An animated discussion ensued when Alcorn and Hinton broke the news to Sheriff Schmid. The deputies insisted on ambushing Clyde. He had sworn never to be taken alive, they said; there was no way to bring him in—except dead. But Schmid, intoxicated by the idea of photographers snapping his picture alongside a handcuffed Clyde Barrow, insisted on attempting to capture him. It was an argument the deputies couldn’t win. They thought Schmid wanted to be the next governor.
As the sun set that evening, two nights after Dillinger’s robbery at Racine, the three lawmen and another deputy parked their cars a half-mile from the purported meeting site, then hiked back and took positions in a ditch about seventy-five feet from the spot where the farmer claimed to have seen Clyde. About half past six, as darkness set in, a car approached. It pulled up on the road and stopped. In the gloaming, the officers could just make out the Barrow and Parker families.
At 6:45, as the four lawmen watched from the weeds, they heard the sound of a V-8 engine approaching from the north. A moment later a Ford hove into view. Clyde was driving. Later he would say he had a bad feeling that night. He started to drive on past, but when he was roughly seventy-five feet from the officers’ hiding place, Sheriff Schmid suddenly popped up out of the ditch. “Halt!” he shouted.
The sheriff had initiated his plan; now Hinton and Alcorn carried out theirs, opening fire on the oncoming Ford. The bullets pounded into the driver’s-side door, Hinton’s submachine gun doing much of the damage. As Clyde struggled to control the car, three of the Ford’s tires burst. The windshield and windows shattered. Bullets tore into the steering wheel, shearing off chunks of it in Clyde’s hands. Strips of the interior dangled from the ceiling over his head.
Clyde floored the accelerator, and the wounded car wobbled forward down the gravel road, crested a hill, and passed from sight. The car containing the Barrow and Parker families drove off, leaving Schmid and his deputies alone, powerless to give chase. “It’s my fault, boys,” Schmid said after a moment. “I should have listened to you fellas.”
Clyde knew he couldn’t get far driving on three flat tires. Four miles south he spied an oncoming Ford coupe and swerved in front of it, forcing the car into a ditch.

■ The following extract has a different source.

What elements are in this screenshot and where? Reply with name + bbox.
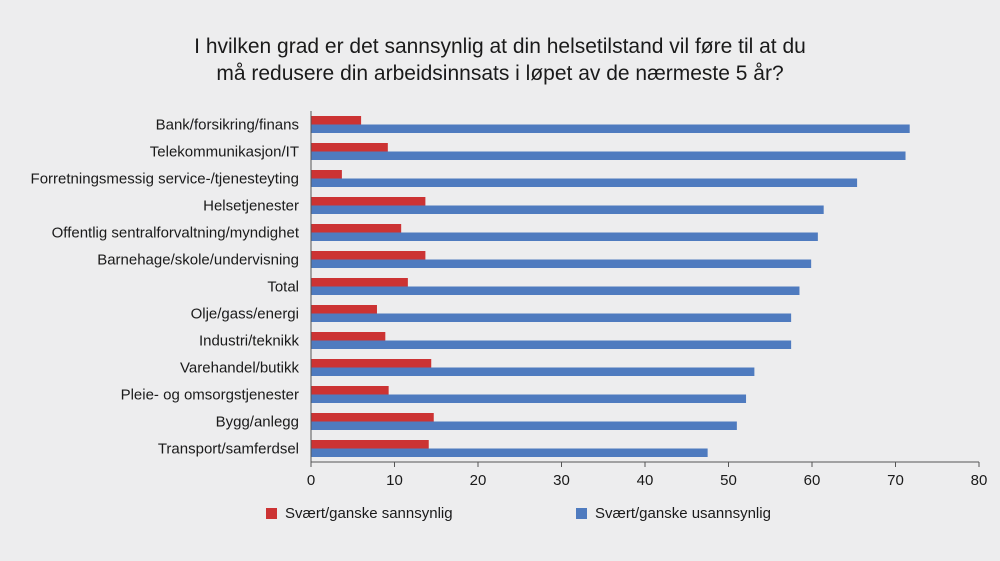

Clyde leaped from the car, a shotgun in his hand, and yelled at the Ford’s driver, “Get out of there!”
Neither the driver, Thomas R. James, nor his friend Paul Reich replied. Clyde placed the shotgun against the glass of the driver’s-side window, tilted it upward, and pulled the trigger; the resulting blast blew a hole in the Ford’s roof. James and Reich tumbled out the far side, glass cuts on their faces. They stood by the car, hands above their heads. Bonnie ran to the Ford and got in. But Clyde couldn’t find the ignition switch. “Where’s the key?” he demanded.

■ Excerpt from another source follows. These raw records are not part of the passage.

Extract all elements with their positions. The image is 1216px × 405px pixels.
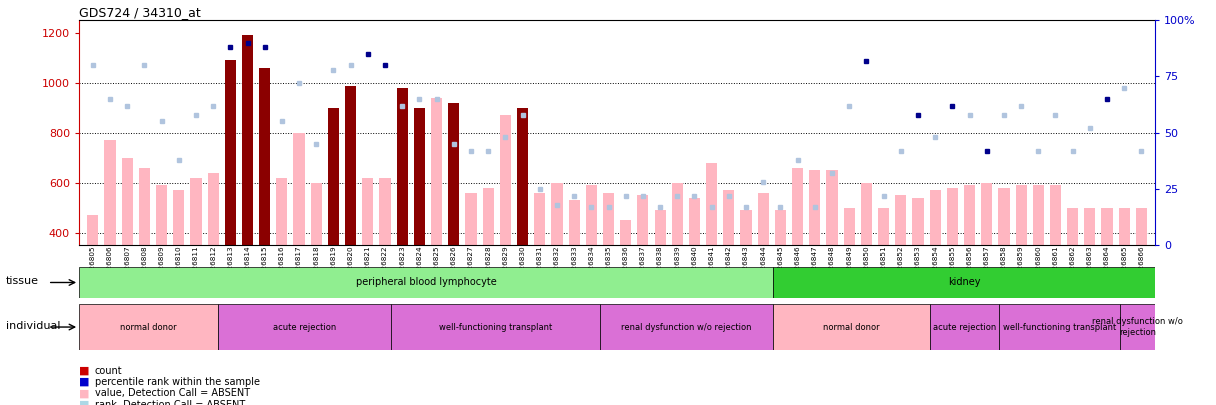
Bar [878, 208, 889, 245]
Bar [1032, 185, 1043, 245]
Text: percentile rank within the sample: percentile rank within the sample [95, 377, 260, 387]
Bar [929, 190, 941, 245]
Bar [792, 168, 804, 245]
Bar [396, 88, 407, 245]
Bar [392, 304, 599, 350]
Text: renal dysfunction w/o rejection: renal dysfunction w/o rejection [621, 322, 751, 332]
Bar [517, 108, 528, 245]
Bar [413, 108, 426, 245]
Bar [775, 210, 786, 245]
Bar [449, 103, 460, 245]
Bar [981, 183, 992, 245]
Bar [1000, 304, 1120, 350]
Bar [844, 208, 855, 245]
Bar [139, 168, 150, 245]
Bar [483, 188, 494, 245]
Bar [741, 210, 751, 245]
Bar [242, 35, 253, 245]
Bar [225, 60, 236, 245]
Bar [706, 163, 717, 245]
Bar [827, 170, 838, 245]
Bar [689, 198, 700, 245]
Bar [466, 193, 477, 245]
Text: ■: ■ [79, 377, 90, 387]
Bar [1049, 185, 1062, 245]
Bar [259, 68, 270, 245]
Text: tissue: tissue [6, 277, 39, 286]
Text: value, Detection Call = ABSENT: value, Detection Call = ABSENT [95, 388, 250, 398]
Bar [947, 188, 958, 245]
Bar [569, 200, 580, 245]
Bar [379, 178, 390, 245]
Text: rank, Detection Call = ABSENT: rank, Detection Call = ABSENT [95, 400, 246, 405]
Bar [998, 188, 1009, 245]
Bar [758, 193, 769, 245]
Text: normal donor: normal donor [120, 322, 176, 332]
Bar [105, 140, 116, 245]
Bar [671, 183, 683, 245]
Bar [773, 304, 929, 350]
Text: normal donor: normal donor [823, 322, 879, 332]
Text: acute rejection: acute rejection [274, 322, 337, 332]
Bar [88, 215, 98, 245]
Text: ■: ■ [79, 400, 90, 405]
Bar [1136, 208, 1147, 245]
Bar [603, 193, 614, 245]
Bar [328, 108, 339, 245]
Bar [311, 183, 322, 245]
Bar [895, 195, 906, 245]
Bar [79, 267, 773, 298]
Bar [208, 173, 219, 245]
Text: ■: ■ [79, 388, 90, 398]
Text: acute rejection: acute rejection [933, 322, 996, 332]
Text: GDS724 / 34310_at: GDS724 / 34310_at [79, 6, 201, 19]
Bar [218, 304, 392, 350]
Text: count: count [95, 366, 123, 375]
Bar [534, 193, 545, 245]
Bar [637, 195, 648, 245]
Bar [929, 304, 1000, 350]
Text: individual: individual [6, 321, 61, 331]
Bar [620, 220, 631, 245]
Bar [1068, 208, 1079, 245]
Bar [345, 86, 356, 245]
Text: well-functioning transplant: well-functioning transplant [439, 322, 552, 332]
Bar [156, 185, 167, 245]
Bar [79, 304, 218, 350]
Bar [430, 98, 443, 245]
Text: renal dysfunction w/o
rejection: renal dysfunction w/o rejection [1092, 318, 1183, 337]
Bar [724, 190, 734, 245]
Bar [293, 133, 305, 245]
Bar [1085, 208, 1096, 245]
Bar [362, 178, 373, 245]
Bar [276, 178, 287, 245]
Bar [191, 178, 202, 245]
Bar [173, 190, 185, 245]
Bar [654, 210, 665, 245]
Bar [586, 185, 597, 245]
Bar [1120, 304, 1155, 350]
Bar [500, 115, 511, 245]
Bar [1102, 208, 1113, 245]
Text: kidney: kidney [948, 277, 980, 288]
Bar [773, 267, 1155, 298]
Bar [122, 158, 133, 245]
Text: well-functioning transplant: well-functioning transplant [1003, 322, 1116, 332]
Text: peripheral blood lymphocyte: peripheral blood lymphocyte [356, 277, 496, 288]
Bar [912, 198, 923, 245]
Bar [551, 183, 563, 245]
Text: ■: ■ [79, 366, 90, 375]
Bar [861, 183, 872, 245]
Bar [1015, 185, 1026, 245]
Bar [1119, 208, 1130, 245]
Bar [964, 185, 975, 245]
Bar [599, 304, 773, 350]
Bar [809, 170, 821, 245]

“You’re so smart,” James snapped. “Find it yourself.” A moment later Clyde did, and he drove the coupe off into the Texas night.
 
 
All that autumn Hoover fended off attempts from Midwestern lawmen and editors to draw the FBI into pursuing the Dillinger and Barrow gangs. His position only hardened in mid-November when the Bureau was dealt devastating blows on back-to-back days in the War on Crime’s two major cases, the Hamm kidnapping and the Kansas City Massacre.